Vedi berpendapat, selama ini demokrasi cenderung hanya dipandang sebagai penyelenggaraan pemilu, proses kampanye, dan keberadaan partai politik. Namun, demokrasi di Indonesia tidak sungguh-sungguh menyentuh aspek akuntabilitas, transparansi, dan partisipasi publik dalam penetapan suatu kebijakan.
”Hal-hal itu tak terwujud di demokrasi Indonesia pada tingkat yang diharapkan oleh kita pada 1998. Semua ini kurang lebih ditutupi oleh gemuruh pemilu, gemuruh perdebatan di televisi, serta persaingan antarpolitisi, seakan-akan demokrasi kita sudah matang. Padahal, sama sekali belum,” ujar Vedi, saat dihubungi dari Jakarta, Kamis (21/5/2020).

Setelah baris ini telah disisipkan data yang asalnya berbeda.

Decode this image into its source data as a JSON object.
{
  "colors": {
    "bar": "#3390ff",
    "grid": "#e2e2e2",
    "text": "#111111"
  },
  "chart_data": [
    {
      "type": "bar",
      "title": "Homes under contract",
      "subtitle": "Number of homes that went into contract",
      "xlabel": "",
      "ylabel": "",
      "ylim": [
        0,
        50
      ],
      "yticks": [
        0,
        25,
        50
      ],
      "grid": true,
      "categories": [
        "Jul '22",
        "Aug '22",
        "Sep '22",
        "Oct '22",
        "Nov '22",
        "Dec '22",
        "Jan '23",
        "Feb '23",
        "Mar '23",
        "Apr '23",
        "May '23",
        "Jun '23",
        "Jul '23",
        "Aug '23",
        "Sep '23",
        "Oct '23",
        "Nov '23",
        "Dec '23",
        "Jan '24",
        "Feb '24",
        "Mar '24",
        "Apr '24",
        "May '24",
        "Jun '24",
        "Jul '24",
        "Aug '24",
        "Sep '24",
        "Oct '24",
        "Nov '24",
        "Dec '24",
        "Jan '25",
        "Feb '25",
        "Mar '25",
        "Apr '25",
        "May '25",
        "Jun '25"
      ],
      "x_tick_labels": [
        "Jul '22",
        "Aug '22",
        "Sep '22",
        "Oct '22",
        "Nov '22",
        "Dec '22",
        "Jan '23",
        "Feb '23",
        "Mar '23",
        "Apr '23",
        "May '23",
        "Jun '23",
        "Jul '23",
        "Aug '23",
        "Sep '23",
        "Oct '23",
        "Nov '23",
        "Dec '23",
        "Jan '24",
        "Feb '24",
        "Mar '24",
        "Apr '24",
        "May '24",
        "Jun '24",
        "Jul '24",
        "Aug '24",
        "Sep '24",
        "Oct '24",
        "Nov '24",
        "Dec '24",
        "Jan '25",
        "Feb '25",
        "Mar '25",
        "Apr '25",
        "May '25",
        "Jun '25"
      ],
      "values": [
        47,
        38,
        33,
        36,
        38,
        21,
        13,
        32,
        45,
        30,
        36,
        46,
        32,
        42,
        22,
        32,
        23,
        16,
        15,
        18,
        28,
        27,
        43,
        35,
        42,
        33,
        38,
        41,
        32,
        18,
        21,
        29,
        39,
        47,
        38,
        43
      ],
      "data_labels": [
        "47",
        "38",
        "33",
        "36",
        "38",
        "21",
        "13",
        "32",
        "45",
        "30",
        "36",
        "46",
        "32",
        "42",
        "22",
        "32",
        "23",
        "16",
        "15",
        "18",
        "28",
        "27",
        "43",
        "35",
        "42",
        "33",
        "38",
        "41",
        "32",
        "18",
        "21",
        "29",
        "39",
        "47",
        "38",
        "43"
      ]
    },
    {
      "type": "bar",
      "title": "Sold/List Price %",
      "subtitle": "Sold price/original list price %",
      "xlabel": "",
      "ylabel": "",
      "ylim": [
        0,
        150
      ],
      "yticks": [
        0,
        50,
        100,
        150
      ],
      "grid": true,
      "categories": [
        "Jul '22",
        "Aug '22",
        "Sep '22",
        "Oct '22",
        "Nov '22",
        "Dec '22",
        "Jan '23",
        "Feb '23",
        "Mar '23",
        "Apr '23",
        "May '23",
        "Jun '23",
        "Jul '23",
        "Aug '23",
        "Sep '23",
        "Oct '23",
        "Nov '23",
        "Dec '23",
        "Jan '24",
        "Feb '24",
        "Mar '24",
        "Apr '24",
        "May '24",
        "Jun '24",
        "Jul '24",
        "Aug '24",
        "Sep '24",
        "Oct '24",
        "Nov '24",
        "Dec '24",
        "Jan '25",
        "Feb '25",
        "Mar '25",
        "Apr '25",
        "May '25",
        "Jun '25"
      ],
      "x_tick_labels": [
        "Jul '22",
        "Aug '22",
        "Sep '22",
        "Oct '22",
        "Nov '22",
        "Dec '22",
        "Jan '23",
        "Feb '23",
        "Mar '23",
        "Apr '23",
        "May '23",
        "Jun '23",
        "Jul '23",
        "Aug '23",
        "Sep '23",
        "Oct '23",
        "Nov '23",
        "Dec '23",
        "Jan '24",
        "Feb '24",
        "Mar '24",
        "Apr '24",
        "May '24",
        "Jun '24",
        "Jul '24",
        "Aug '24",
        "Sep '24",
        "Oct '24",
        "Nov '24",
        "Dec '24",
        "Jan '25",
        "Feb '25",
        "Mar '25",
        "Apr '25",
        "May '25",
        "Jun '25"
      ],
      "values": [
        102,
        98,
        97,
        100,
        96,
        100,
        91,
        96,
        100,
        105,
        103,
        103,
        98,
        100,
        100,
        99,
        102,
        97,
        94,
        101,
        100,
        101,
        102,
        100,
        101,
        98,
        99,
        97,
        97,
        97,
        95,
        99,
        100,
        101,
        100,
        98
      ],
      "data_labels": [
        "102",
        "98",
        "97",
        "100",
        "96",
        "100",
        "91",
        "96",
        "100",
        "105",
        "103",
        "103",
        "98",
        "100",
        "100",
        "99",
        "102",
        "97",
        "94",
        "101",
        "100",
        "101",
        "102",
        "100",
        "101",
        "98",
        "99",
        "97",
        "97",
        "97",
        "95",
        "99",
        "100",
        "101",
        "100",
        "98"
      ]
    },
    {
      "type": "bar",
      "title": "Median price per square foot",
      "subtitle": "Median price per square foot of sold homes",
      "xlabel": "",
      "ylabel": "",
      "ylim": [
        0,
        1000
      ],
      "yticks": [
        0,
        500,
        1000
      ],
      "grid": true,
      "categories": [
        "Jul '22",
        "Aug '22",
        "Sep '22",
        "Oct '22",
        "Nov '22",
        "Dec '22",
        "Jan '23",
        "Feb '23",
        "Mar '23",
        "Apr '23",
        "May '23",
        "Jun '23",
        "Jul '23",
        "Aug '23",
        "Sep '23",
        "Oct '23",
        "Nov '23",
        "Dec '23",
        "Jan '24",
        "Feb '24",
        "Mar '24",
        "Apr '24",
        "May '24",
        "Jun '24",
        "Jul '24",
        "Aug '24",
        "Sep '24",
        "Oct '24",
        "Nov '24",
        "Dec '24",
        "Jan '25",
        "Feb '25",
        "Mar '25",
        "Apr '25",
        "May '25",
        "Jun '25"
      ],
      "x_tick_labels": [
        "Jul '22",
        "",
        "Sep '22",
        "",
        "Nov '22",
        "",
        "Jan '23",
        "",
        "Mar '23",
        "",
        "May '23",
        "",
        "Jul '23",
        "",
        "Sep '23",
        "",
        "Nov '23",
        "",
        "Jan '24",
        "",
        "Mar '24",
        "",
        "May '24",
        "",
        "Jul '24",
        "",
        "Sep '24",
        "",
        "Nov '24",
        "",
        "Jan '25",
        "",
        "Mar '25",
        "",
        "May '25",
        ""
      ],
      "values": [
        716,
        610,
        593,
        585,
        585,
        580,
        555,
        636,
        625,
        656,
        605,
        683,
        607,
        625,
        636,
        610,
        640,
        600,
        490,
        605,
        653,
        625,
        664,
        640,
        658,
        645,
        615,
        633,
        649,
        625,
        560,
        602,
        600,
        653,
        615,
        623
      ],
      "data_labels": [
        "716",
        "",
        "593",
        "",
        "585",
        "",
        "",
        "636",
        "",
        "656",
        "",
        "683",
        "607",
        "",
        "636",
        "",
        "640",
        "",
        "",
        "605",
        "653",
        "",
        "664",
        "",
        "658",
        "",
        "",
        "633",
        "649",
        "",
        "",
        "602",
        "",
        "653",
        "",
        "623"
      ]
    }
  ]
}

Sementara itu, reformasi 1998 ditandai dengan tumbangnya rezim otoritarian Orde Baru setelah berkuasa sekitar tiga dekade. Saat itu, mahasiswa dan kelompok cendekiawan serta masyarakat sipil mendorong agenda reformasi, antara lain pemberantasan korupsi, kolusi, dan nepotisme. Selain itu juga penghapusan dwifungsi ABRI (TNI dan Polri), penegakan supremasi hukum, otonomi daerah seluas-luasnya, dan amendemen konstitusi.
Baca juga: Pandemi Bisa Perburuk Demokrasi
Menurut Vedi, pandemi Covid-19 semakin menunjukkan secara lebih terbuka kerentanan demokrasi Indonesia itu. Kebijakan-kebijakan yang diputuskan antara pemerintah dan DPR dalam masa pandemi tersebut tidak berasal dari hasil perdebatan publik yang serius.
Tingkat transparansi dan akuntabilitas pun rendah. Kondisi semakin parah, lanjut Vedi, karena proses check and balance yang tidak berjalan optimal di tingkat elite akibat dominasi koalisi pemerintahan di parlemen. Ini menunjukkan demokrasi Indonesia lemah dan tidak inklusif.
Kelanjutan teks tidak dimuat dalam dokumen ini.